Dilansir dari laman Humas Polri, Kepala Korps Lalu Lintas (Kakorlantas) Polri Irjen Pol Wibowo menegaskan hingga saat ini tidak ada perubahan kebijakan terkait sistem penegakan hukum lalu lintas. Menurutnya, Polri tetap mengedepankan sistem Electronic Traffic Law Enforcement (
ETLE), baik
ETLE statis maupun
ETLE mobile.
"Kebijakan penegakan hukum lalu lintas hingga saat ini tetap mengedepankan sistem Electronic Traffic Law Enforcement (ETLE), baik ETLE statis maupun ETLE mobile. Informasi yang menyebutkan adanya kebijakan pemberlakuan kembali tilang manual secara menyeluruh maupun kenaikan denda tilang sebesar 150 persen adalah informasi yang tidak benar," kata Irjen Pol Wibowo.
Ia menjelaskan, penerapan
ETLE merupakan bentuk komitmen Polri dalam mewujudkan penegakan hukum yang objektif, transparan, dan akuntabel melalui pemanfaatan teknologi.

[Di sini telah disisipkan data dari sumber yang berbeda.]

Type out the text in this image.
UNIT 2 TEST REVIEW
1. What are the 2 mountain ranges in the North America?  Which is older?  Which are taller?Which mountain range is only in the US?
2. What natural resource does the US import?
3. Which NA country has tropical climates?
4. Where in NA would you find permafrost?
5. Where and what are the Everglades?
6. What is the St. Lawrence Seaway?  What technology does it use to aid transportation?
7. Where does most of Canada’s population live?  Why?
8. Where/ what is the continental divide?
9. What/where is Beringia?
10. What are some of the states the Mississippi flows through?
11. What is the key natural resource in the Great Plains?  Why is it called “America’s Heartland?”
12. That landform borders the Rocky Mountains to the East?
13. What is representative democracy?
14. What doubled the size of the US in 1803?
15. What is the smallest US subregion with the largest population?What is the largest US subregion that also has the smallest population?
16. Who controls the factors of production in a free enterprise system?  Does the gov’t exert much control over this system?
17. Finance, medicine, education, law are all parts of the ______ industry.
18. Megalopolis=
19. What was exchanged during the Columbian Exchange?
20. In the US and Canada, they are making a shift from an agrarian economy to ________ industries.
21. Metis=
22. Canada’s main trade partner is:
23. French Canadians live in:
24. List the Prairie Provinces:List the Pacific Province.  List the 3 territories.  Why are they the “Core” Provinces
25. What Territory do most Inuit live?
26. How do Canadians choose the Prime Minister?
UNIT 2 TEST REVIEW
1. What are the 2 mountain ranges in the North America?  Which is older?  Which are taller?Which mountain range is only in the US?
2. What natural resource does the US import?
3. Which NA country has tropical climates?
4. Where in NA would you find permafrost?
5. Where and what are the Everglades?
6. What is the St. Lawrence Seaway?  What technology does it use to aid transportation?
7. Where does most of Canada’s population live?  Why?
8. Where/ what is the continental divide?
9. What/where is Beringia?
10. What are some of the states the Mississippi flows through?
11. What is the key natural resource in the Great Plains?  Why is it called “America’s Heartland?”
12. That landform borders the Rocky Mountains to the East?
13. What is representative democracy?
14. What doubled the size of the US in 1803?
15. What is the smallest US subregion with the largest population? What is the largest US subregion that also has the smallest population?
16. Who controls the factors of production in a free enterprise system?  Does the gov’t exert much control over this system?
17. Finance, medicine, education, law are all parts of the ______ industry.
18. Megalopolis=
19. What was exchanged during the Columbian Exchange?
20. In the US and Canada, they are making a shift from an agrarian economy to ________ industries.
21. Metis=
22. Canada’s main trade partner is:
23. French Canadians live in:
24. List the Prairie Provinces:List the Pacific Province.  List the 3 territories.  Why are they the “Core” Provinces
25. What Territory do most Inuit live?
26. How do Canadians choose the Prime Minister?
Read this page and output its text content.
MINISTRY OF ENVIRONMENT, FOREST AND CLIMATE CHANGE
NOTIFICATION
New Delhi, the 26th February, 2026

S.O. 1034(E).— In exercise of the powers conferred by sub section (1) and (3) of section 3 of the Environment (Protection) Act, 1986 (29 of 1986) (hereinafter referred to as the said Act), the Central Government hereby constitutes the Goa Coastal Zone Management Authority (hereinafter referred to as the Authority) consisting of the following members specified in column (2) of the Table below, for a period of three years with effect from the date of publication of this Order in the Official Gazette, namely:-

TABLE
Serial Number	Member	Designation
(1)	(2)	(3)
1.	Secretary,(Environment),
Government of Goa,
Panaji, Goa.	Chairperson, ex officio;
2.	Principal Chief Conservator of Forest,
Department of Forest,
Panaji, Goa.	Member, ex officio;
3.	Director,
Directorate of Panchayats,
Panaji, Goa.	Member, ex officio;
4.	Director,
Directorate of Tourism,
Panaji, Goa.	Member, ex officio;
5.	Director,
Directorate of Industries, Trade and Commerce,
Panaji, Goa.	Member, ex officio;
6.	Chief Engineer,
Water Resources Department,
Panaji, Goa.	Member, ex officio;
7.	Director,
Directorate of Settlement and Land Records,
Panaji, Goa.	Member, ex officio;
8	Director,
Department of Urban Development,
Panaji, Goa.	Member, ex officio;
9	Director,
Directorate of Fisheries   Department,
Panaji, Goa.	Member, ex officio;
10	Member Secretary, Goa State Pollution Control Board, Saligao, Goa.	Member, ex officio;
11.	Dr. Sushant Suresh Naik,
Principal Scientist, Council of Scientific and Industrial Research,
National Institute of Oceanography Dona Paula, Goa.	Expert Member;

Meski demikian, petugas kepolisian di lapangan tetap diberikan kewenangan melakukan penindakan secara manual dalam kondisi tertentu. Penindakan tersebut dilakukan secara selektif terhadap pelanggaran yang kasat mata dan berpotensi membahayakan keselamatan pengguna jalan.

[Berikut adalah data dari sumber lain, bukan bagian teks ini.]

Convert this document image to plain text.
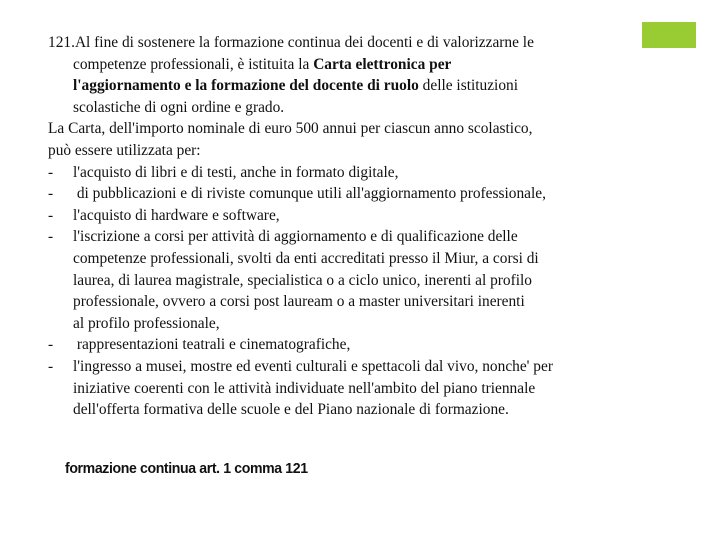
121.Al fine di sostenere la formazione continua dei docenti e di valorizzarne le
competenze professionali, è istituita la Carta elettronica per
l'aggiornamento e la formazione del docente di ruolo delle istituzioni
scolastiche di ogni ordine e grado.
La Carta, dell'importo nominale di euro 500 annui per ciascun anno scolastico,
può essere utilizzata per:
- l'acquisto di libri e di testi, anche in formato digitale,
- di pubblicazioni e di riviste comunque utili all'aggiornamento professionale,
- l'acquisto di hardware e software,
- l'iscrizione a corsi per attività di aggiornamento e di qualificazione delle
competenze professionali, svolti da enti accreditati presso il Miur, a corsi di
laurea, di laurea magistrale, specialistica o a ciclo unico, inerenti al profilo
professionale, ovvero a corsi post lauream o a master universitari inerenti
al profilo professionale,
- rappresentazioni teatrali e cinematografiche,
- l'ingresso a musei, mostre ed eventi culturali e spettacoli dal vivo, nonche' per
iniziative coerenti con le attività individuate nell'ambito del piano triennale
dell'offerta formativa delle scuole e del Piano nazionale di formazione.
formazione continua art. 1 comma 121
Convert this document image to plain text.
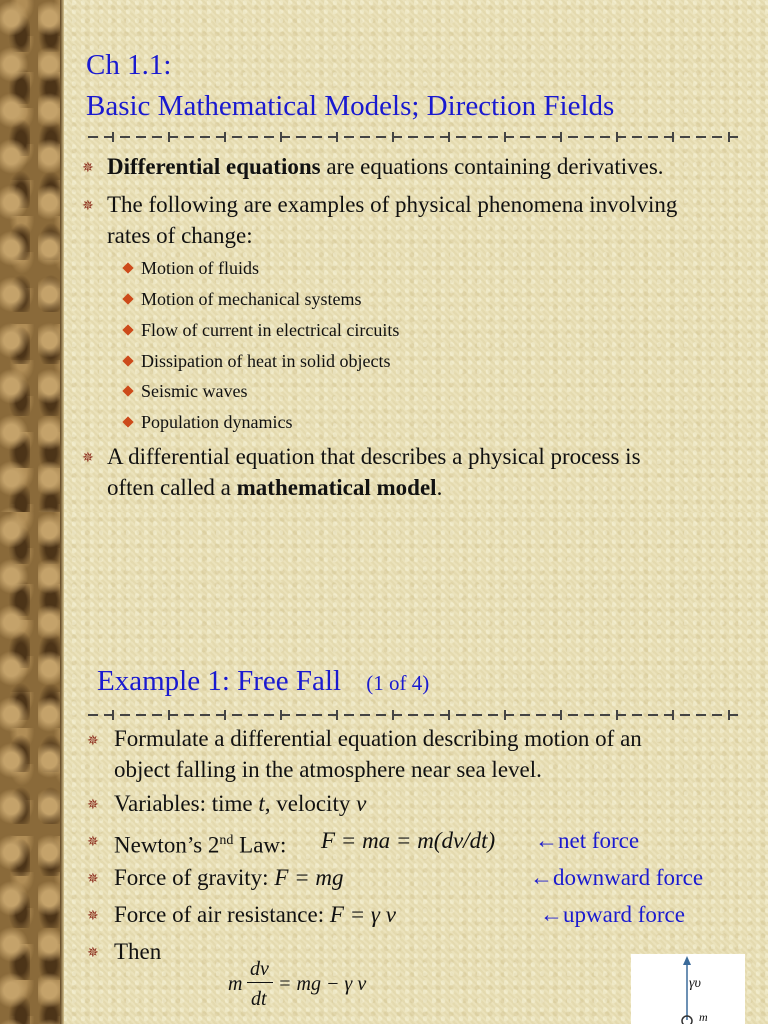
Ch 1.1:
Basic Mathematical Models; Direction Fields
✵ Differential equations are equations containing derivatives.
✵ The following are examples of physical phenomena involving
rates of change:
Motion of fluids
Motion of mechanical systems
Flow of current in electrical circuits
Dissipation of heat in solid objects
Seismic waves
Population dynamics
✵ A differential equation that describes a physical process is
often called a mathematical model.
Example 1: Free Fall (1 of 4)
✵ Formulate a differential equation describing motion of an
object falling in the atmosphere near sea level.
✵ Variables: time t, velocity v
✵ Newton’s 2nd Law: F = ma = m(dv/dt) ←net force
✵ Force of gravity: F = mg	←downward force
✵ Force of air resistance: F = γ v	←upward force
✵ Then
m
dv
dt
= mg − γ v	γυ
m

"Penindakan secara manual hanya dilakukan secara terbatas terhadap pelanggaran lalu lintas yang kasat mata dan berpotensi menimbulkan fatalitas maupun membahayakan pengguna jalan lainnya," ujarnya.
Adapun pelanggaran yang menjadi prioritas penindakan langsung meliputi penggunaan knalpot yang tidak sesuai spesifikasi teknis atau knalpot brong, balap liar, melawan arus, serta aksi berkendara ugal-ugalan yang mengancam keselamatan masyarakat.